Can a constant c make the function continuous at a point?

[pantin]

Homework Statement

lim (x,y,z)->(0,0,0) (xy+yz+xz)/(x^2+y^2+z^2)

lim(x,y) - > (1,1) (x-y^4)/(x^3-y^4)

lim(x,y)->(0,0) [1-cos(x^2+y^2)]/(x^2+y^2)^2


one more..

is there a constant c in R s.t. the fn

f(x,y) =( xy+y^3 ) / (x^2+y^2) for (x,y) =/= (0, 0)
f(x,y) = c for (x,y) =(0,0)

is continuous at (0,0)?

 

[HallsofIvy]

What work have you done yourself? For example, if a limit in 2 or 3 variables exist, then the limit must be the same as you approach the point from all directions.
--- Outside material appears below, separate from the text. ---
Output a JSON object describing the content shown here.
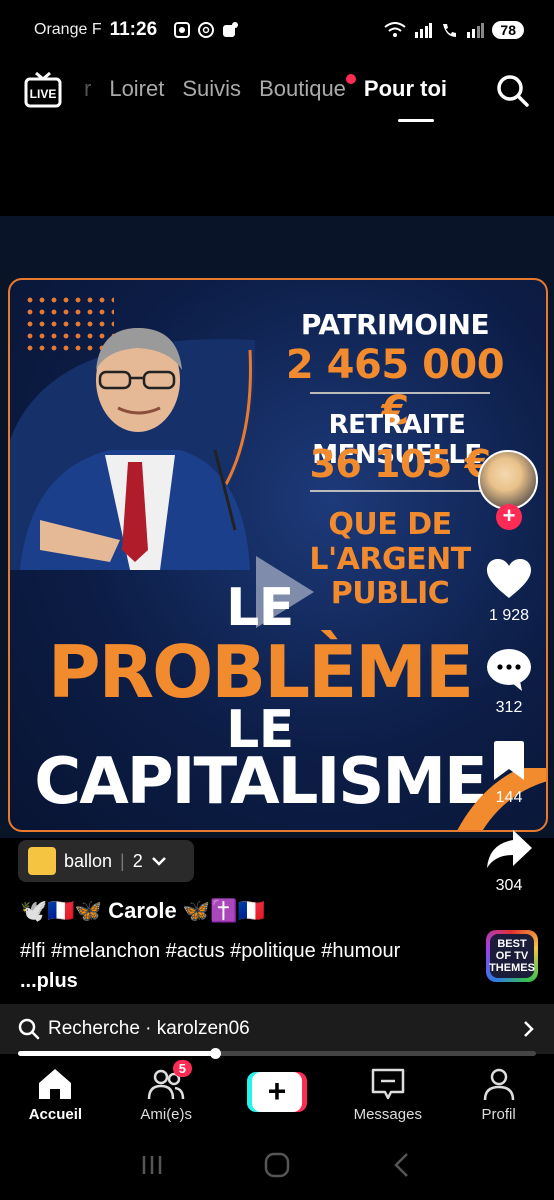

Have you tried seeing what happens if you approach along, say, x= y= z or y= x²?

That will only prove that a limit does NOT exist. To show that one does exist or to actually find the limit, try putting it into polar coordinates. That way r alone measures the distance to the origin.

 

[tiny-tim]

Hi pantin!

lim (x,y,z)->(0,0,0) (xy+yz+xz)/(x^2+y^2+z^2)

Hint: this obviously DNE … consider various ratios of x y and z.

lim(x,y) - > (1,1) (x-y^4)/(x^3-y^4)

lim(x,y)->(0,0) [1-cos(x^2+y^2)]/(x^2+y^2)^2

Show us what you've tried, and where you're stuck, and then we'll know how to help.